Just as fairytales and fables use animal and human characters to explore problematic subjects, in Swedish artist Nathalie Djurberg’s intentionally unpolished stop-motion animations, human and non-human characters also act out social and psychological taboos. Whereas most fairy stories have some moral message at their core, or at least a happy ending, there’s only ambiguity at the centre of Djurberg’s deliciously grim tales.

In the first of a quartet of five-minute films within Djurberg’s latest installation, ‘A World of Glass’, at Camden Arts Centre (set to music by partner Hans Berg), a naked woman sits in an icy room with a table of glass objects and an assortment of animals, including a reindeer, a warthog and a fox. When her leg gets caught in one of the jaws of the bear traps strewn around the floor, the fox bites it off. But is the animal hurting her or helping her? And when the reindeer carries her away on his back, is he saving her or is there something sexual going on?

More straightforwardly symbolic is the scene in another film when a white bull gores a naked woman. The text that appears in the background is equally suggestive: ‘Didn’t you know that I’m made of butter? I will melt in the sand and under your touch.’ It’s also unclear as to whose words those are – the woman’s, the bull’s or the artist’s. The effect is that the films simultaneously charm and disarm.
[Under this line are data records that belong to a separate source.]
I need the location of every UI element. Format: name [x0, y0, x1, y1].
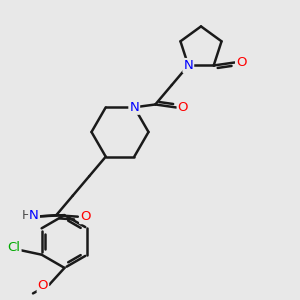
Text: H: H: [22, 209, 31, 222]
Text: N: N: [29, 209, 39, 222]
Text: O: O: [178, 101, 188, 114]
Text: O: O: [80, 210, 91, 223]
Text: O: O: [236, 56, 247, 69]
Text: N: N: [183, 59, 193, 72]
Text: N: N: [129, 101, 139, 114]
Text: O: O: [38, 279, 48, 292]
Text: Cl: Cl: [8, 241, 20, 254]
Djurberg’s animations, which run concurrently, are split between two darkened galleries, each of which contains long tables filled with translucent vase-like sculptures that look like glass – objects that also appear in all four films. Both galleries (and therefore each film) also have the same musical soundtrack; an echoing atmospheric instrumental that sounds like it might have been played on instruments made of ice. Not only do these devices unify the work as one installation, they also give the viewer the impression that they are not only watching the films but also standing in the sets in which they were made.